If we had to pick one? Gun to our heads? The D.O.A. For most riders — the ones who hit side features, ride switch sometimes, and want one board that stays fun all day — the D.O.A.'s combination of versatility, pop, forgiveness, and value is hard to argue with. The Custom is the better pure mountain board. But the D.O.A. is the better fun board, and fun is why most people snowboard.
Either way, you're buying a proven board with years of refinement behind it. Neither is a wrong choice. Compare them side by side to see the full spec breakdown, or stop by our shopand we'll talk you through it.
Frequently Asked Questions
Is the Burton Custom or CAPiTA D.O.A. better for intermediate riders?
The D.O.A. is more forgiving for intermediates thanks to its hybrid camber profile, which softens turn initiation and reduces edge catches. The Custom's full camber demands cleaner technique. If you're solidly intermediate and still refining your edge control, the D.O.A. will be more enjoyable day-to-day. If your fundamentals are strong and you prioritize carving, the Custom rewards that skill.
Can I ride park on the Burton Custom?
Yes. The Custom has enough pop for jumps and enough flex for moderate features. Many riders take it through the park regularly. But it's not optimized for it — the directional shape makes switch feel different from regular, and the stiffer flex resists presses. For dedicated park riding, the D.O.A.'s true twin shape is a real advantage.
Why is the CAPiTA D.O.A. $130 cheaper than the Burton Custom?
The D.O.A. actually includes carbon reinforcement (Carbon Boosters) that the Custom doesn't have.

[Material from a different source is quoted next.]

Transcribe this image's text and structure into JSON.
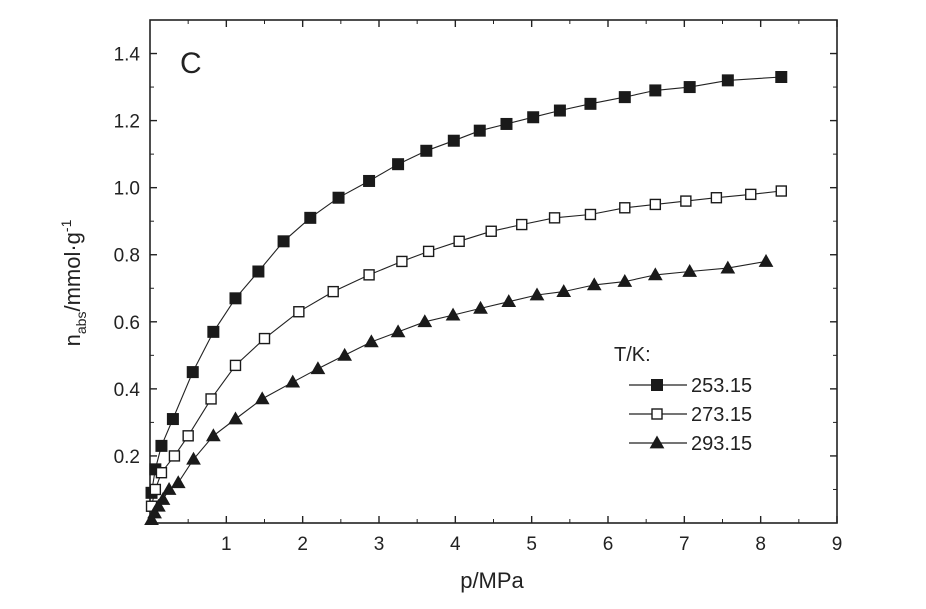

CAPiTA's Mothership factory in Austria gives them manufacturing efficiency. Burton's pricing reflects their larger brand overhead, proprietary Channel system, and thirty years of benchmark status. The price gap doesn't mean the D.O.A. is a lesser board — it means CAPiTA's construction-per-dollar ratio is exceptionally strong.
Do I need Burton bindings for the Custom?
Not strictly. The Channel accepts Re:Flex, EST, and Step On bindings from Burton, plus most major brands that include Channel-compatible mounting discs (Union, Salomon, and others offer them). But if your current bindings don't have Channel discs, you'll need to buy new ones or get adapters. The D.O.A.'s 2x4 inserts work with every binding out of the box. Check our boot fit guide for pairing advice.